Ultrasonography examinations

US examinations were performed using high-resolution ultrasound machines (LOGIQ7; GE Healthcare, Milwaukee, WI, USA or Affinity 50G; Philips Healthcare, Bothell, WA, USA). Each system was equipped with a linear, high-frequency transducer (5–14 MHz). After screening patients, we selected the representative images of each thyroid nodules in which the elements constituting TIRADS (composition, echogenicity, shape, margin, echogenic foci) are clearly visible (Supplementary Fig. S1), and saved it as a JPEG file. A square region of interest for each nodule was drawn by an expert radiologist (J.Y.K). After the CAD system calculated the cancer probability, the US images of thyroid nodules were reviewed by 13 physicians.

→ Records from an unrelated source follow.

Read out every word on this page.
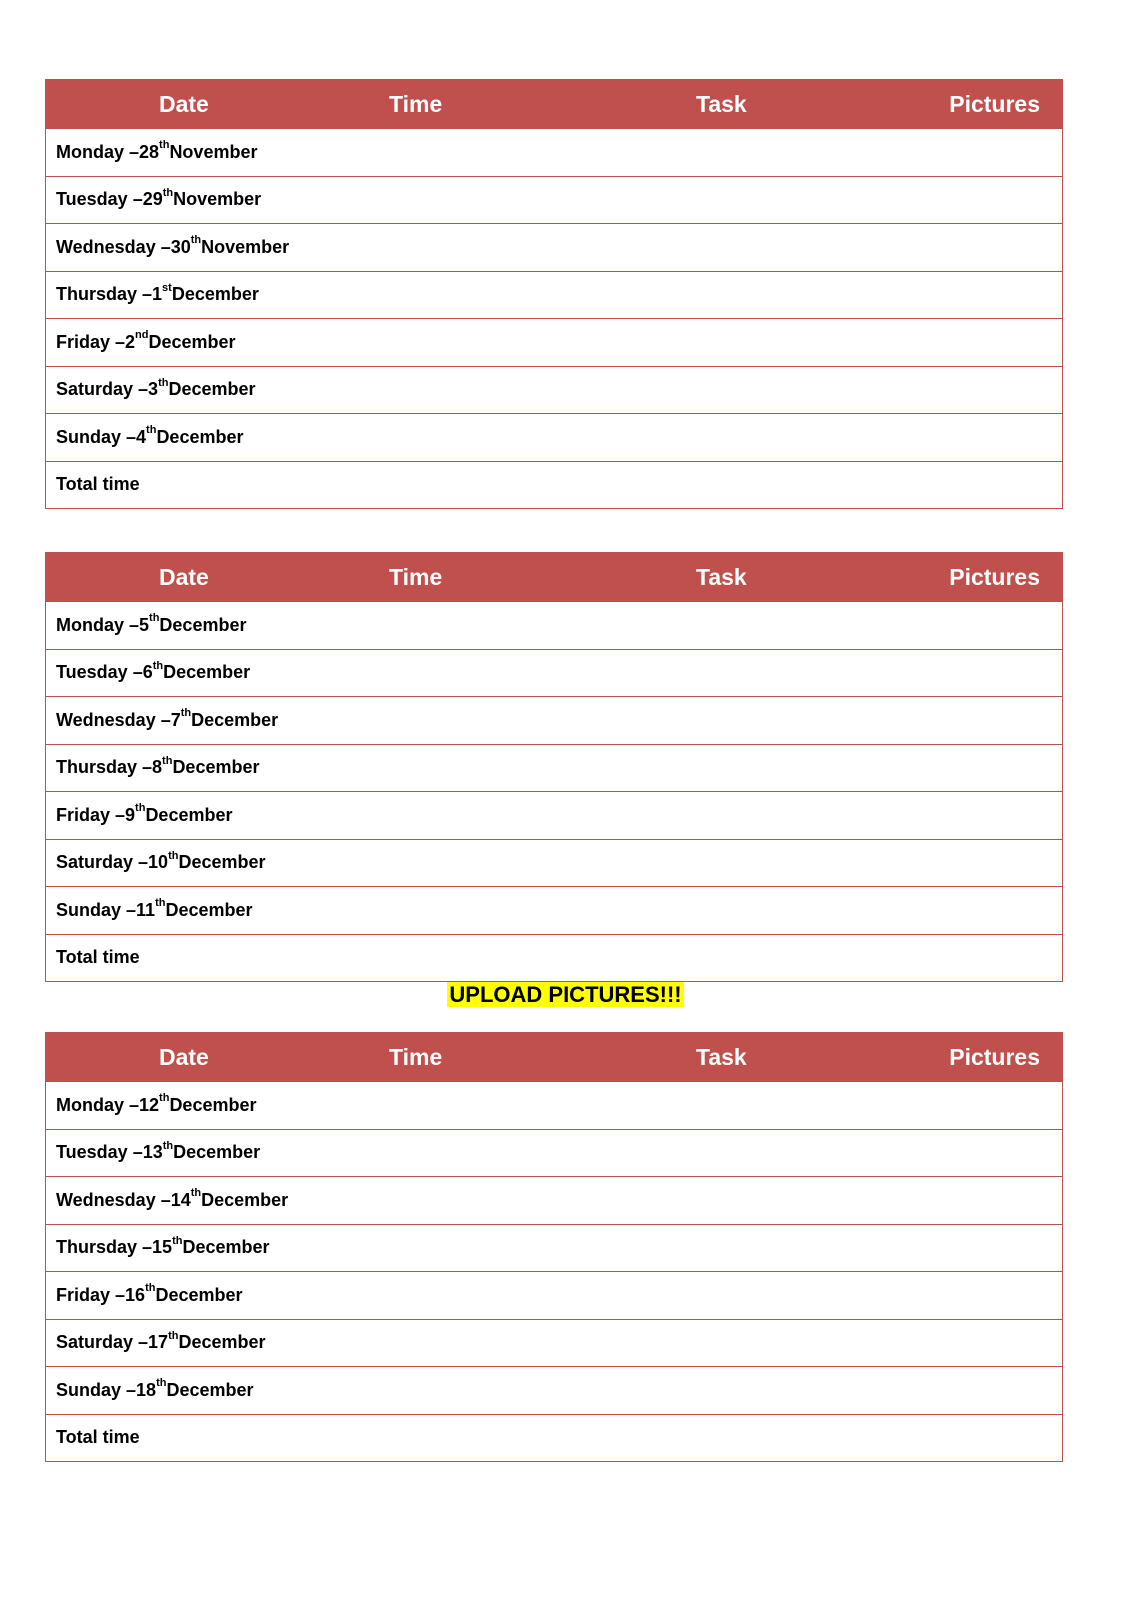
Date	Time	Task	Pictures
Monday – 28th November
Tuesday – 29th November
Wednesday – 30th November
Thursday – 1st December
Friday – 2nd December
Saturday – 3th December
Sunday – 4th December
Total time
Date	Time	Task	Pictures
Monday – 5th December
Tuesday – 6th December
Wednesday – 7th December
Thursday – 8th December
Friday – 9th December
Saturday – 10th December
Sunday – 11th December
Total time
UPLOAD PICTURES!!!
Date	Time	Task	Pictures
Monday – 12th December
Tuesday – 13th December
Wednesday – 14th December
Thursday – 15th December
Friday – 16th December
Saturday – 17th December
Sunday – 18th December
Total time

The physicians reviewed the US images twice using the ACR-TIRADS2. First, the US images were provided for 30 s and the physicians scored it without CAD-assistance. Immediately after first scoring, the results of CAD system, representing dichotomized as cancer (1) or benign (0), were provided to the physicians. The physicians re-reviewed the same US image again for 30 s, and re-scored it. All physicians were blinded to the patients’ clinical information and pathology results.

US CAD system

To evaluate malignancy risk, we used our CAD system that had been developed using a deep CNN model. The detailed development protocol of the US CAD system has been published previously17. Briefly, the algorithm was trained using 13,560 US images of thyroid nodules that were either surgically or cytologically proven as benign or malignant. For internal and external validation tests, surgically confirmed thyroid nodules were obtained from three tertiary hospitals and the tests verified that the diagnostic performance of the CAD system was comparable or higher than that of expert radiologists. Once a US image is input into the CAD system, the results are presented as cancer probabilities (%), and the images are also classified as malignant or benign, with a cut-off value of a 50% probability of malignancy.

Statistical analysis

Data are described as the mean ± standard deviation for continuous variables, and as numbers (percentages) for categorical variables. To compare mean values between the two groups, the Student t test was used for continuous variables, and the chi-square test was used for categorical variables. To assess the diagnostic performance of the CAD system and physicians, receiver operating characteristic curves were constructed and the area under the curve (AUC) was calculated. The cut-off value of ACR-TIRADS was determined using the Youden index, and TR4 was used as the cut-off to calculate the sensitivity, specificity, positive predictive value (PPV), negative predictive value (NPV), and accuracy of physicians. To compare diagnostic performance between the CAD system and physicians, the mean accuracy, sensitivity, and specificity of physicians were compared to those of the CAD system using the binominal test. The statistical analysis was performed using STATA version 13.1 (StataCorp, College Station, TX, USA), and p-values < 0.05 were considered to indicate statistical significance for all tests.